Possiamo anche considerare una funzione informativa applicabile quando la firma ha un ruolo di “presa visione” del documento.

Questo scenario dottrinale si deve coordinare con le sottoscrizioni informatiche, al fine di comprendere quali legami ci possono essere tra “segni” autografi e evidenze informatiche.

In questo articolo un utile ad approfondire quanto appena detto.

Il sigillo elettronico

Nel mondo digitale a partire dalla data di piena attuazione di eIDAS (1 luglio 2016) è stato introdotto il sigillo elettronico definito come “dati in forma elettronica, acclusi oppure connessi tramite associazione logica ad altri dati in forma elettronica per garantire l’origine e l’integrità dei dati”. Come è evidente il sigillo elettronico è molto importante nell’ambito dell’identità digitale (origine dei dati) e della firma (integrità dei dati). Vista questa importanza al sigillo saranno dedicati nelle prossime uscite due articoli. Uno di natura prevalentemente giuridica, l’altro sugli scenari di potenziale utilizzo del sigillo.

Identità e firma

Lo scenario dei social network ha introdotto nuove esigenze sulla natura dell’identità digitale e sul nuovo legame, che questa può avere con la sottoscrizione informatica, nel suo senso giuridico e tecnico più ampio.

Non è trascurabile anche il ruolo della nuova Carta d’Identità Elettronica (CIE 3.0) e del Sistema Pubblico per la gestione dell’Identità Digitale di cittadini e imprese (SPID), come strumenti personali di autenticazione informatica.

Su questo tema saranno dedicati altri due articoli. Il primo analizzerà quanto stabilito nell’articolo 20, comma 1-bis del vigente Codice dell’amministrazione digitale (CAD). In particolare il tema del documento informatico formato previa identificazione informatica, attraverso un processo avente i requisiti forniti dall’AgID con modalità tali da garantire la sicurezza, integrità e immodificabilità del documento e, in maniera manifesta e inequivoca, la sua riconducibilità all’autore.

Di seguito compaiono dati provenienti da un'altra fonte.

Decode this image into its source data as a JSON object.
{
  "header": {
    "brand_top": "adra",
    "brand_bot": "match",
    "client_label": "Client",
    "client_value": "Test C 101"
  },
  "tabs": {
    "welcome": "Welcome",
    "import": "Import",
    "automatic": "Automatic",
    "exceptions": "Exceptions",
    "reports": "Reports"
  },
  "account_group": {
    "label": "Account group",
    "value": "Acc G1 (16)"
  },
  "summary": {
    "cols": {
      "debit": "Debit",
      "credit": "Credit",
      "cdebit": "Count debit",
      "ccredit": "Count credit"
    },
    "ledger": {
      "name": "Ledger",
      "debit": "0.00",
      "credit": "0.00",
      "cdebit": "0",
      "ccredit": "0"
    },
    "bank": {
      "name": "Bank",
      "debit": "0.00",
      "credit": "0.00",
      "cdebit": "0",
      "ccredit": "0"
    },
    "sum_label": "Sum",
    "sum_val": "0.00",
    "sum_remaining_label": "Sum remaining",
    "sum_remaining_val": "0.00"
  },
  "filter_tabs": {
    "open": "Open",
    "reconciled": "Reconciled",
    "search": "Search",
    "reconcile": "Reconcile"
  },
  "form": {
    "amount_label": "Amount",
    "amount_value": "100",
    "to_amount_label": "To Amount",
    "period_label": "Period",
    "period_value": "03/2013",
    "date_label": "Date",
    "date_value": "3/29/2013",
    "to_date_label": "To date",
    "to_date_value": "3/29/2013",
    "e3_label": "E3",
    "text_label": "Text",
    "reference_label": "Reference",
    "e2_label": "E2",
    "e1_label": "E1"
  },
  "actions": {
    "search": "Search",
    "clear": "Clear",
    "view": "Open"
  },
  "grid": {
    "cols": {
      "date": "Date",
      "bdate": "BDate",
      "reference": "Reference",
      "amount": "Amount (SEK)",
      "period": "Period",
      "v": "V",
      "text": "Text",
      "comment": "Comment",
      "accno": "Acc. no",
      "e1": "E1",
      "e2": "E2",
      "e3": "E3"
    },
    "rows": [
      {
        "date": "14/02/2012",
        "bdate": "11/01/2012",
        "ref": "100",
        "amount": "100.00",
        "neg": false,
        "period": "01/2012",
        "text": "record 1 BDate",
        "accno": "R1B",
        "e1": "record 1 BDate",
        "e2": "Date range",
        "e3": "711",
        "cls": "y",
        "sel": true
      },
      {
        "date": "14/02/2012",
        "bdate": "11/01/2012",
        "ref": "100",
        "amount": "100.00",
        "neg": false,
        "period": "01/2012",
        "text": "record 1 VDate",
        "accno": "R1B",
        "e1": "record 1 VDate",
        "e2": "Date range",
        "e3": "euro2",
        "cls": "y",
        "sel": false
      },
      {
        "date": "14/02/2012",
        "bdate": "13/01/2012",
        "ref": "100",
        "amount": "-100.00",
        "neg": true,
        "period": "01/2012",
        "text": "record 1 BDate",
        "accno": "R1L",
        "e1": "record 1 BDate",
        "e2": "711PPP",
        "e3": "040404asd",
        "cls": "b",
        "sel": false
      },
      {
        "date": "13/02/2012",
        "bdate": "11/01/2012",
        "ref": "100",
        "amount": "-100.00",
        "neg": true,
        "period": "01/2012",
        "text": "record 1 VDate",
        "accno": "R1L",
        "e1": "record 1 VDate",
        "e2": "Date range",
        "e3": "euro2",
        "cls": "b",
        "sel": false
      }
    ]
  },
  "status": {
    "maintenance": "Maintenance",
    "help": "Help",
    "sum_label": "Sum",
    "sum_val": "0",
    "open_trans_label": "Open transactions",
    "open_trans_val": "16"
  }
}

Il secondo, sul medesimo tema, proporrà uno scenario tecnologico ai fini delle Linee guida che il vigente CAD stabilisce essere le nuove regole tecniche di riferimento.

Come sinteticamente abbiamo illustrato la relazione tra identità del soggetto e sottoscrizione informatica rappresenta un tema innovativo e complesso.

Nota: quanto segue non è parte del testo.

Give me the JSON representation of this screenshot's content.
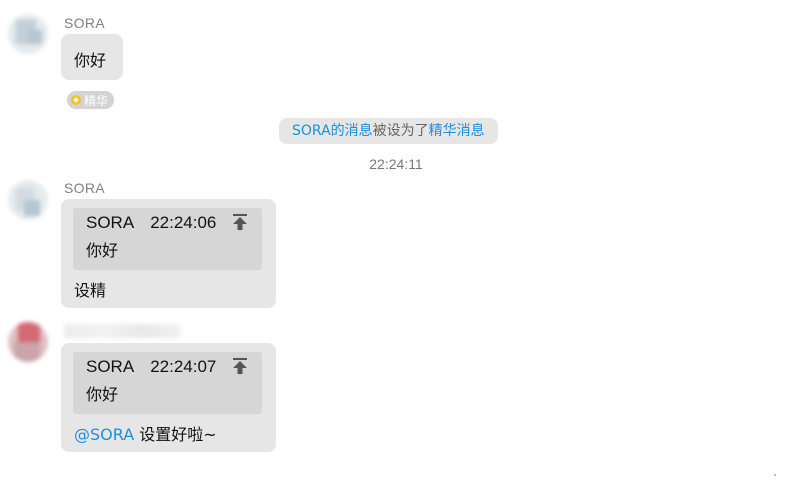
{
  "messages": [
    {
      "sender": "SORA",
      "text": "你好",
      "badge": "精华"
    },
    {
      "sender": "SORA",
      "quote": {
        "author": "SORA",
        "time": "22:24:06",
        "text": "你好"
      },
      "text": "设精"
    },
    {
      "sender": "",
      "quote": {
        "author": "SORA",
        "time": "22:24:07",
        "text": "你好"
      },
      "mention": "@SORA",
      "text": "设置好啦~"
    }
  ],
  "system_notice": {
    "part1": "SORA的消息",
    "part2": "被设为了",
    "part3": "精华消息"
  },
  "timestamp": "22:24:11",
  "colors": {
    "bubble": "#e6e6e6",
    "quote_bg": "#d6d6d6",
    "link_blue": "#1a8fe0",
    "essence_gold": "#f5c518"
  },
  "icons": {
    "quote_jump": "arrow-up-to-top-icon",
    "essence": "diamond-badge-icon"
  }
}
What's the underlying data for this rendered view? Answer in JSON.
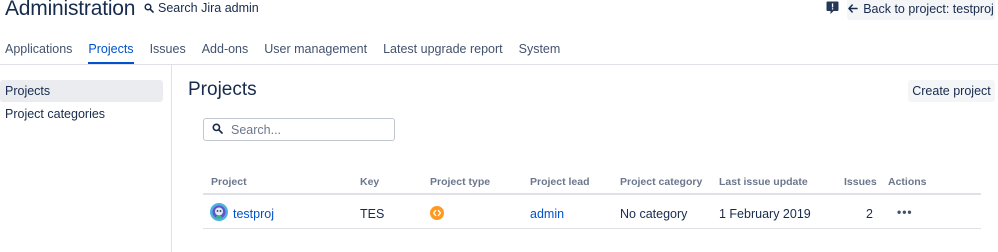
{
  "header": {
    "title": "Administration",
    "search_label": "Search Jira admin",
    "back_button_label": "Back to project: testproj"
  },
  "nav": {
    "tabs": [
      {
        "label": "Applications",
        "active": false
      },
      {
        "label": "Projects",
        "active": true
      },
      {
        "label": "Issues",
        "active": false
      },
      {
        "label": "Add-ons",
        "active": false
      },
      {
        "label": "User management",
        "active": false
      },
      {
        "label": "Latest upgrade report",
        "active": false
      },
      {
        "label": "System",
        "active": false
      }
    ]
  },
  "sidebar": {
    "items": [
      {
        "label": "Projects",
        "active": true
      },
      {
        "label": "Project categories",
        "active": false
      }
    ]
  },
  "main": {
    "title": "Projects",
    "create_button_label": "Create project",
    "search_placeholder": "Search...",
    "table": {
      "columns": [
        "Project",
        "Key",
        "Project type",
        "Project lead",
        "Project category",
        "Last issue update",
        "Issues",
        "Actions"
      ],
      "rows": [
        {
          "project": "testproj",
          "key": "TES",
          "project_type_icon": "software-project-icon",
          "lead": "admin",
          "category": "No category",
          "last_update": "1 February 2019",
          "issues": "2",
          "actions_icon": "more-icon"
        }
      ]
    }
  },
  "colors": {
    "accent": "#0052CC",
    "text": "#172B4D",
    "muted": "#6B778C",
    "button_bg": "#F4F5F7",
    "sidebar_active_bg": "#EBECF0",
    "border": "#DFE1E6",
    "project_type_orange": "#FF991F"
  }
}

I social network oltre evidenziare grossi problemi sulla protezione dei dati personali hanno messo in evidenza la rilevanza del rapporto tra la propria identità e i “post” che pubblico in rete.

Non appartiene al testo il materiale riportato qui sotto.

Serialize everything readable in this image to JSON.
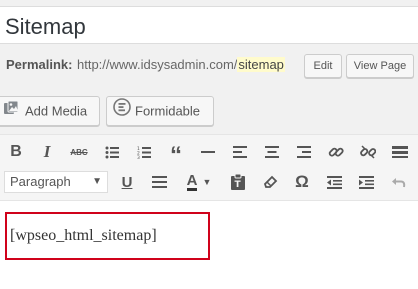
{
  "post": {
    "title": "Sitemap",
    "permalink_label": "Permalink:",
    "permalink_base": "http://www.idsysadmin.com/",
    "permalink_slug": "sitemap",
    "edit_label": "Edit",
    "view_label": "View Page"
  },
  "media_buttons": {
    "add_media": "Add Media",
    "formidable": "Formidable"
  },
  "toolbar": {
    "row1": [
      "bold-icon",
      "italic-icon",
      "strikethrough-icon",
      "bullet-list-icon",
      "numbered-list-icon",
      "blockquote-icon",
      "horizontal-line-icon",
      "align-left-icon",
      "align-center-icon",
      "align-right-icon",
      "link-icon",
      "unlink-icon",
      "toolbar-toggle-icon"
    ],
    "format_select": "Paragraph",
    "row2": [
      "underline-icon",
      "justify-icon",
      "text-color-icon",
      "paste-text-icon",
      "clear-formatting-icon",
      "special-character-icon",
      "outdent-icon",
      "indent-icon",
      "undo-icon"
    ]
  },
  "editor": {
    "content": "[wpseo_html_sitemap]",
    "highlight_color": "#d0021b"
  }
}
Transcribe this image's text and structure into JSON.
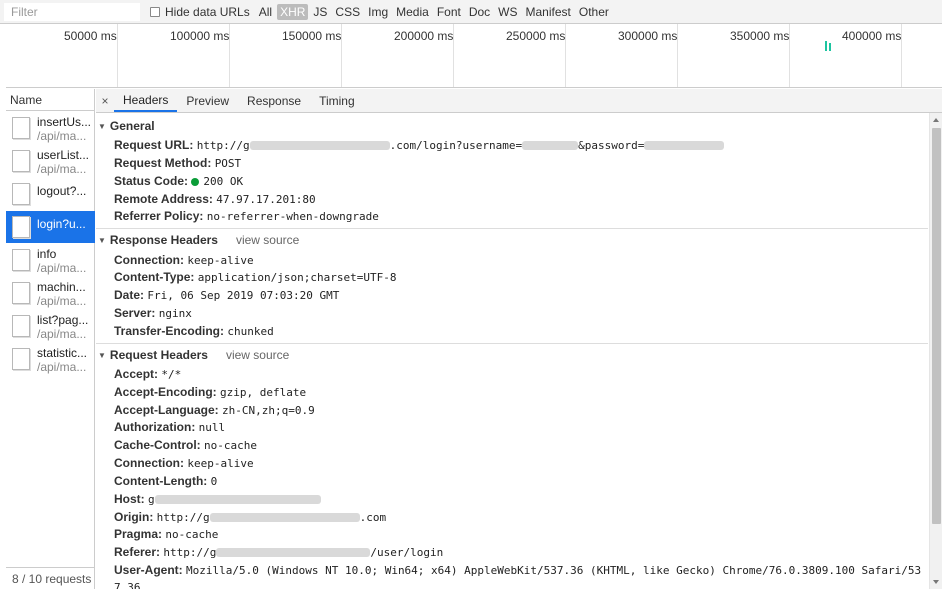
{
  "filter": {
    "placeholder": "Filter",
    "hide_data_urls_label": "Hide data URLs"
  },
  "type_filters": [
    "All",
    "XHR",
    "JS",
    "CSS",
    "Img",
    "Media",
    "Font",
    "Doc",
    "WS",
    "Manifest",
    "Other"
  ],
  "active_type": "XHR",
  "timeline_ticks": [
    "50000 ms",
    "100000 ms",
    "150000 ms",
    "200000 ms",
    "250000 ms",
    "300000 ms",
    "350000 ms",
    "400000 ms"
  ],
  "request_list": {
    "header": "Name",
    "items": [
      {
        "name": "insertUs...",
        "path": "/api/ma..."
      },
      {
        "name": "userList...",
        "path": "/api/ma..."
      },
      {
        "name": "logout?...",
        "path": ""
      },
      {
        "name": "login?u...",
        "path": "",
        "selected": true
      },
      {
        "name": "info",
        "path": "/api/ma..."
      },
      {
        "name": "machin...",
        "path": "/api/ma..."
      },
      {
        "name": "list?pag...",
        "path": "/api/ma..."
      },
      {
        "name": "statistic...",
        "path": "/api/ma..."
      }
    ],
    "status": "8 / 10 requests"
  },
  "detail_tabs": {
    "close": "×",
    "items": [
      "Headers",
      "Preview",
      "Response",
      "Timing"
    ],
    "active": "Headers"
  },
  "general": {
    "title": "General",
    "request_url_label": "Request URL:",
    "request_url_part1": "http://g",
    "request_url_part2": ".com/login?username=",
    "request_url_part3": "&password=",
    "request_method_label": "Request Method:",
    "request_method": "POST",
    "status_code_label": "Status Code:",
    "status_code": "200 OK",
    "status_color": "#0a9d38",
    "remote_address_label": "Remote Address:",
    "remote_address": "47.97.17.201:80",
    "referrer_policy_label": "Referrer Policy:",
    "referrer_policy": "no-referrer-when-downgrade"
  },
  "response_headers": {
    "title": "Response Headers",
    "view_source": "view source",
    "rows": [
      {
        "k": "Connection:",
        "v": "keep-alive"
      },
      {
        "k": "Content-Type:",
        "v": "application/json;charset=UTF-8"
      },
      {
        "k": "Date:",
        "v": "Fri, 06 Sep 2019 07:03:20 GMT"
      },
      {
        "k": "Server:",
        "v": "nginx"
      },
      {
        "k": "Transfer-Encoding:",
        "v": "chunked"
      }
    ]
  },
  "request_headers": {
    "title": "Request Headers",
    "view_source": "view source",
    "accept": {
      "k": "Accept:",
      "v": "*/*"
    },
    "accept_encoding": {
      "k": "Accept-Encoding:",
      "v": "gzip, deflate"
    },
    "accept_language": {
      "k": "Accept-Language:",
      "v": "zh-CN,zh;q=0.9"
    },
    "authorization": {
      "k": "Authorization:",
      "v": "null"
    },
    "cache_control": {
      "k": "Cache-Control:",
      "v": "no-cache"
    },
    "connection": {
      "k": "Connection:",
      "v": "keep-alive"
    },
    "content_length": {
      "k": "Content-Length:",
      "v": "0"
    },
    "host": {
      "k": "Host:",
      "v": "g"
    },
    "origin": {
      "k": "Origin:",
      "v": "http://g",
      "v_suffix": ".com"
    },
    "pragma": {
      "k": "Pragma:",
      "v": "no-cache"
    },
    "referer": {
      "k": "Referer:",
      "v": "http://g",
      "v_suffix": "/user/login"
    },
    "user_agent": {
      "k": "User-Agent:",
      "v": "Mozilla/5.0 (Windows NT 10.0; Win64; x64) AppleWebKit/537.36 (KHTML, like Gecko) Chrome/76.0.3809.100 Safari/53",
      "v_wrap": "7.36"
    }
  }
}
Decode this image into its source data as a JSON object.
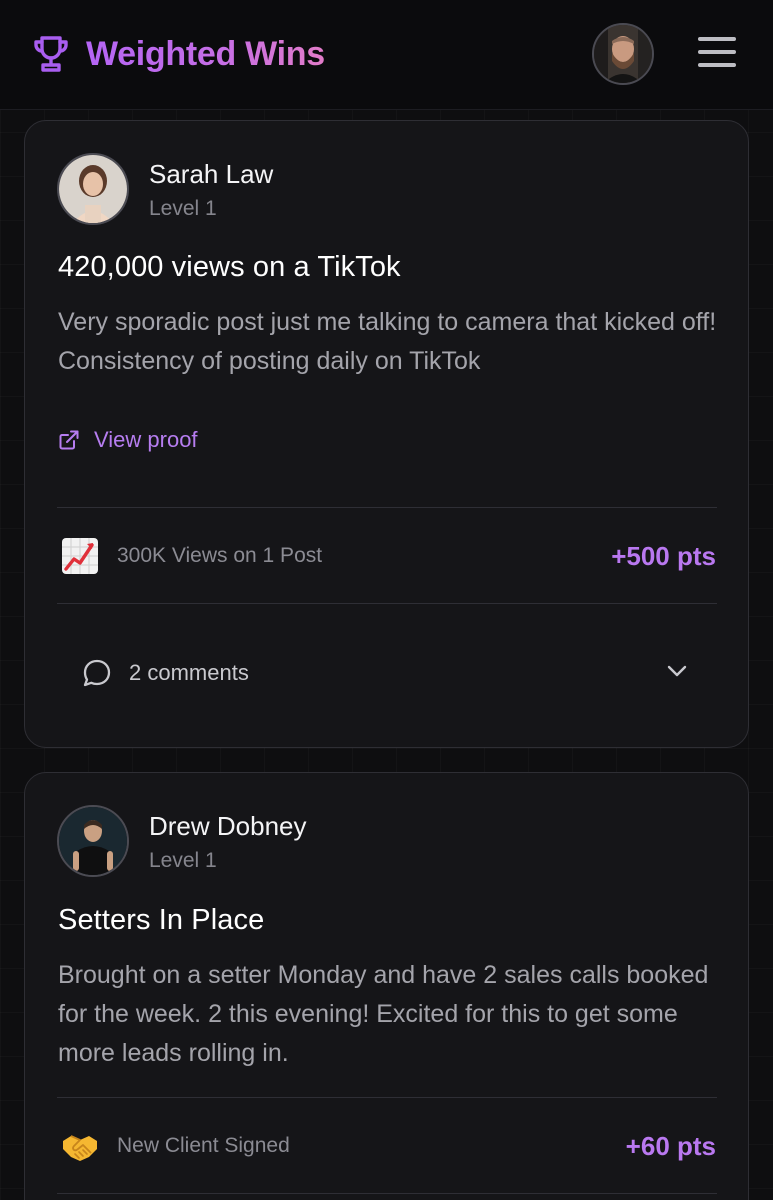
{
  "header": {
    "app_title": "Weighted Wins",
    "trophy_icon": "trophy-icon",
    "menu_icon": "hamburger-menu-icon",
    "accent_color": "#b565f5"
  },
  "posts": [
    {
      "author": "Sarah Law",
      "level": "Level 1",
      "title": "420,000 views on a TikTok",
      "body": "Very sporadic post just me talking to camera that kicked off! Consistency of posting daily on TikTok",
      "proof_label": "View proof",
      "achievement_icon": "chart-increasing-emoji",
      "achievement": "300K Views on 1 Post",
      "points": "+500 pts",
      "comments": "2 comments"
    },
    {
      "author": "Drew Dobney",
      "level": "Level 1",
      "title": "Setters In Place",
      "body": "Brought on a setter Monday and have 2 sales calls booked for the week. 2 this evening! Excited for this to get some more leads rolling in.",
      "achievement_icon": "handshake-emoji",
      "achievement": "New Client Signed",
      "points": "+60 pts"
    }
  ]
}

Negli scenari della pubblica amministrazione, questi temi non sono differenti quando scompare il soggetto come entità fisica e il documento è formato, ma reso virtuale nel mondo del cloud, che come è noto elimina la locazione fisica transazionale riconducendola totalmente a principi logici.

 

 

 

*Questo è il primo di una serie di articoli sui temi dell’identità e firma, nel documento informatico, su cui sta lavorando il Cantiere Documenti digitali 2018 organizzato da FPA e ANAI.